Specifying recovery criteria

You specify the recovery criteria as part of the JCL for the operation in the form of special control statements. In the case of jobs, the recovery instructions must be inserted between the JOB statement and the first execution step (after the JOBLIB or JOBCAT statement and in-stream procedures, if present). HCL Workload Automation for Z ignores recovery instructions within in-stream procedures. So for started tasks (where the whole JCL is an in-stream procedure) place any recovery statements before the PROC statement.

Using these statements, you specify the type of error for which the recovery is attempted and how the recovery is achieved. If the error type is not one that you have covered in your specification, the failed operation remains in the Operations Ended-in-Error list.

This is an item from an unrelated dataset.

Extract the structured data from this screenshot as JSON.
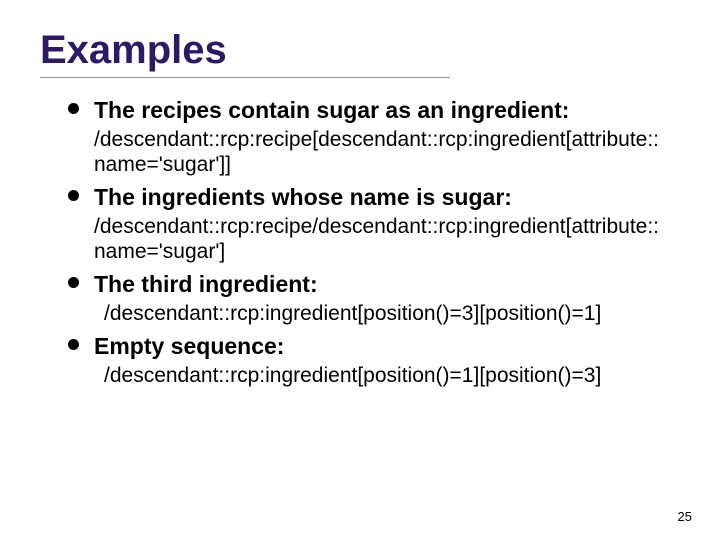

HCL Workload Automation for Z retrieves the JCL for automatic recovery from the JCL repository (JS) data set. This means that automatic recovery can take place only for jobs or started tasks submitted by HCL Workload Automation for Z.

The automatic recovery function takes over when a job or started task ends in error. At that time, this information is available:
  • The error code for the operation. This can be:
    • The abend code of an abending step
    • The return code of the last step
    • An error code set by HCL Workload Automation for Z, such as JCLI, CCUN, JCL, CLNO, CLNA, CLNC, CAN, PCAN, CLNP, OFxx, or OSxx
    • An error code set by the job completion checker
      Note: Automatic recovery is not applicable for error codes, such as OSUP, that refer to jobs that have not reached the job queue.
  • The name of the abending step, if the error is associated with a step.
  • Step completion codes and step names for all steps executed. The step completion code is either an abend code or a return code.

If the error occurs in the initialization phase or in the completion phase of the job or started task, no step information is available. Statements that specify recovery actions for certain steps are not applicable to such errors.

HCL Workload Automation for Z begins the automatic recovery process by scanning the job for the first //*%OPC RECOVER statement where:
  • The step name matches the name of the failing step from the operating system.
  • The error code matches the error code from the job and started-task tracking function.
  • The return code matches the step return codes or abend codes from the job and started-task tracking function.
  • The RECOVER statement is unconditional (it specifies no step name, error code, return code, or abend code).

This means you should place the RECOVER statements with the most restrictive matching conditions before the RECOVER statements that deal with more general cases.

For example, assume there are three recovery procedures for a job. R1 is set up to handle errors of type E. R2 is set up to handle errors of type T, which includes error type E. R3 is a general recovery procedure for all errors in the job. The RECOVER statements should be placed in this order:
//*%OPC RECOVER   if error E      - actions R1
//*%OPC RECOVER   if error type T - actions R2
//*%OPC RECOVER   unconditionally - actions R3

This ensures that errors are handled by the RECOVER statement that is designed to handle it best.

When a matching statement is found, the recovery actions are controlled by the parameters on that statement. The RECOVER statement can specify these actions:
  • Restart the current occurrence at the failed operation, with or without JCL changes.
  • Restart the current occurrence at another operation.
  • Add occurrences of special recovery applications. Make the restart of the failed occurrence dependent on the completion of the recovery occurrences. This action lets you, for example, perform a data set recovery before restarting your main application. See Adding predecessor recovery occurrences to the current plan.
  • Release a dependent occurrence.
  • Restart the current occurrence at the failed step or at another step, with any of these JCL modifications:
    • Delete steps
    • Add recovery steps
    • Change JCL statements in a program exit module
  • Remain in error status.

The rule that controls how HCL Workload Automation for Z selects the failed step is described in Deciding which step of an operation has failed. For example, the error selection criteria if error E might match more than one failed step. In this case, HCL Workload Automation for Z selects the first step in the job that meets the criteria specified in the RECOVER statement. If this is not correct, you must change your RECOVER statements so that the correct step is chosen.

You can disable and enable the recovery function from the SERVICE FUNCTIONS panel. Also, you can set defaults so that the recovery function does not react to certain errors or reacts only at certain times unless specific requests are made.

When a RECOVER statement is matched against an error condition, the statement is changed to a JCL comment. If the job is rerun, it no longer functions as a RECOVER statement. Other RECOVER statements in the JCL remain active.